This is from a blog post I had posted to my former Blogger account. Figured it was relevant now that Jaydiohead (a NYC DJ named Max Tannone) dropped a second round of mash-up tracks today:
After all the writing I do about politics, I sometimes forget how much I actually love to write about music/pop culture. (Seriously, the daily drum beat of tax figures and political rhetoric can drive a man insane). Anyway, a friend of mine introduced me today to the newest in a long list of DJs ripping off Jay-z by mashing his tracks with another notable rock band. Everyone, meet DJ Minty Fresh Beats. Simply put, dude has done us all a favor by combining the best from Jay-z’s requiem album with some of Radiohead’s greatest songs (Optimistic, Paranoid Android, etc…)

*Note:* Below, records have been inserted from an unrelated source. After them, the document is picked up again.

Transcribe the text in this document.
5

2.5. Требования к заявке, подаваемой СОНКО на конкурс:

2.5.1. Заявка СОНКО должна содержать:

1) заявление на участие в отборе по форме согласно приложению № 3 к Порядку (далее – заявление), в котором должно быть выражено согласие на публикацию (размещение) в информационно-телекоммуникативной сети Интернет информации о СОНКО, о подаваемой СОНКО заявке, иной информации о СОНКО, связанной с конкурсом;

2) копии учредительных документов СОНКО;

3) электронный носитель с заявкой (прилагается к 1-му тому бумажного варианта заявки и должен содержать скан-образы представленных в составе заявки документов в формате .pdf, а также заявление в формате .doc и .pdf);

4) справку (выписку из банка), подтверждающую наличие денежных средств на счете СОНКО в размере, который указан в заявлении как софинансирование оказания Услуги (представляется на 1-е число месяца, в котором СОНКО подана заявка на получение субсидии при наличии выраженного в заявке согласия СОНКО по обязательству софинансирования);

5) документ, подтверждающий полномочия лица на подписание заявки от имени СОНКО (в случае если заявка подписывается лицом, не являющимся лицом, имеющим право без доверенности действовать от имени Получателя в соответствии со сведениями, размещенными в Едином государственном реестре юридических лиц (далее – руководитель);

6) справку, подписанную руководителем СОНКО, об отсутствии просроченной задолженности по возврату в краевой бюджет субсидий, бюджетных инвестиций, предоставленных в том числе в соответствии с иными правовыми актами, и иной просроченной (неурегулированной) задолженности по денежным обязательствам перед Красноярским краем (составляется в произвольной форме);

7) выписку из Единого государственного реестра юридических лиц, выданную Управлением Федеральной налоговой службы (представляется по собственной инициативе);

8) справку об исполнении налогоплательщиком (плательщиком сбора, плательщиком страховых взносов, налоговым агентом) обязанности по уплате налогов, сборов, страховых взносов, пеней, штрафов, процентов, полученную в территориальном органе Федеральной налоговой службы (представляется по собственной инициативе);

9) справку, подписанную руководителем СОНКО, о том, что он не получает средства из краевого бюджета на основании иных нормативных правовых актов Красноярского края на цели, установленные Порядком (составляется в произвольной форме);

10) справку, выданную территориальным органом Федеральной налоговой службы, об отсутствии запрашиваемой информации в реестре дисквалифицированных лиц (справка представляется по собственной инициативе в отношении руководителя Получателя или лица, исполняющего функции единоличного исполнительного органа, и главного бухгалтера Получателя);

Listen here for his newest tracks. For the original album: Jaydiohead :: Listen
Sick, huh? I’ve written about the changing nature of music and how independent agents out there can make long-lasting sonic impressions, usually to the chagrin of the original artists. But what’s usually surprising, especially when these mash-ups work – evident with Jaydieohead and DJ Danger Mouse’s The Grey Album – is that it makes the original creative piece that much better. Here’s to EMI having a sense of humor…
So this is from a paper I wrote for an American Music and Literature class I took in 2007 while at the University of Nevada. Figured it was slightly relevant:
Some call it the most important technological revolution to occur in decades. It is fundamentally changing American culture – from the way Americans read the news to the way they listen to music.

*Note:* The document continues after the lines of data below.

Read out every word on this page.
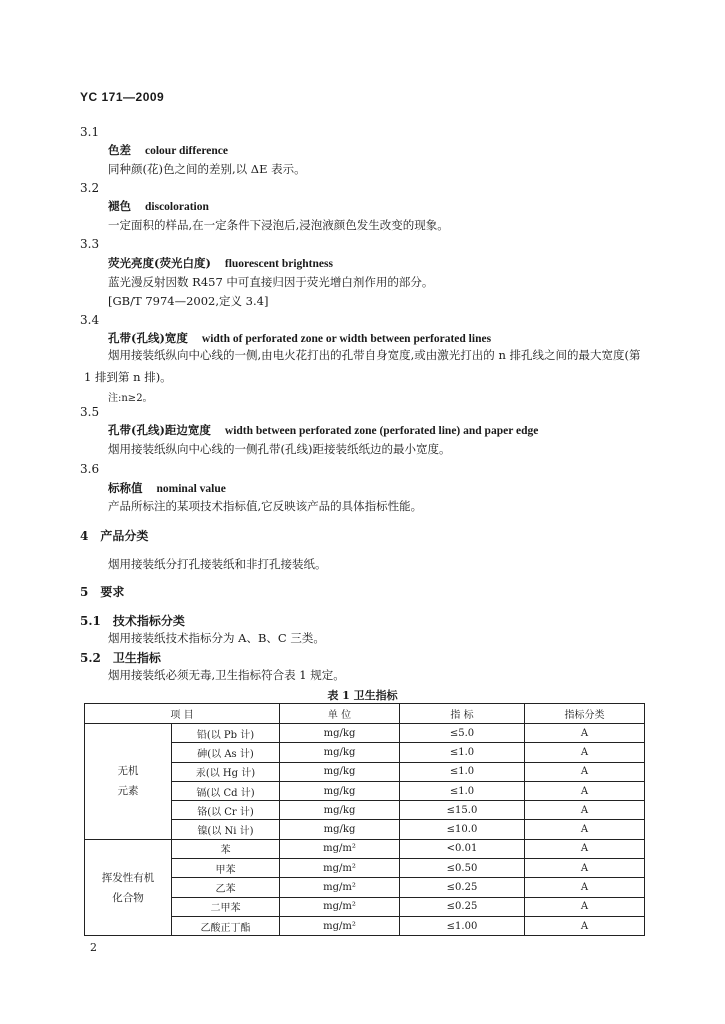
YC 171—2009
3.1
色差 colour difference
同种颜(花)色之间的差别,以 ΔE 表示。
3.2
褪色 discoloration
一定面积的样品,在一定条件下浸泡后,浸泡液颜色发生改变的现象。
3.3
荧光亮度(荧光白度) fluorescent brightness
蓝光漫反射因数 R457 中可直接归因于荧光增白剂作用的部分。
[GB/T 7974—2002,定义 3.4]
3.4
孔带(孔线)宽度 width of perforated zone or width between perforated lines
烟用接装纸纵向中心线的一侧,由电火花打出的孔带自身宽度,或由激光打出的 n 排孔线之间的最大宽度(第 1 排到第 n 排)。
注:n≥2。
3.5
孔带(孔线)距边宽度 width between perforated zone (perforated line) and paper edge
烟用接装纸纵向中心线的一侧孔带(孔线)距接装纸纸边的最小宽度。
3.6
标称值 nominal value
产品所标注的某项技术指标值,它反映该产品的具体指标性能。
4 产品分类
烟用接装纸分打孔接装纸和非打孔接装纸。
5 要求
5.1 技术指标分类
烟用接装纸技术指标分为 A、B、C 三类。
5.2 卫生指标
烟用接装纸必须无毒,卫生指标符合表 1 规定。
表 1 卫生指标
项 目		单 位	指 标	指标分类

无机元素	铅(以 Pb 计)	mg/kg	≤5.0	A
	砷(以 As 计)	mg/kg	≤1.0	A
	汞(以 Hg 计)	mg/kg	≤1.0	A
	镉(以 Cd 计)	mg/kg	≤1.0	A
	铬(以 Cr 计)	mg/kg	≤15.0	A
	镍(以 Ni 计)	mg/kg	≤10.0	A

挥发性有机化合物	苯	mg/m²	<0.01	A
	甲苯	mg/m²	≤0.50	A
	乙苯	mg/m²	≤0.25	A
	二甲苯	mg/m²	≤0.25	A
	乙酸正丁酯	mg/m²	≤1.00	A
2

They are calling it Web 2.0, a word associated with phrases such as “blogging,” “user-generated content,” and the “democratization of the media.” And this so-called revolution is having a profound effect on a multi-billion dollar music industry that has enjoyed continuous success throughout most of the 20th century, that is, until a college freshman by the name of Shawn Fanning decided to make a pesky file-sharing program called Napster in 1999. The rest is history.
This digital revolution (another one of those phrases) is also taking place just as one of the world’s youngest musical genes, hip-hop, is picking up momentum and coming into its own rite around the globe. The music industry is fiercely trying to figure out how to maintain profits in light of the mass exodus from the record store to the digital store – amid an ocean of digital pirates who steal and swap songs in the Internet’s underbelly. And as music becomes easier to share, through Internet mediums like online radio, YouTube, and podcasting, artists are sprouting up all over the world –such as overnight success and underground hip-hop producer DJ Danger Mouse – all becoming new-media Horatio Algers. Bands are figuring out new ways of marketing themselves, like rock outfit OK Go’s self-produced YouTube music videos, by avoiding the muscular (and expensive) marketing power of the major record labels.
The next big thing for music isn’t white rappers or multi-million dollar pop-princess machines. No. The next big thing is the way Americans – and the rest of humanity – will produce, obtain and listen to music for years to come, all of which will fundamentally change the type of music everybody listens to.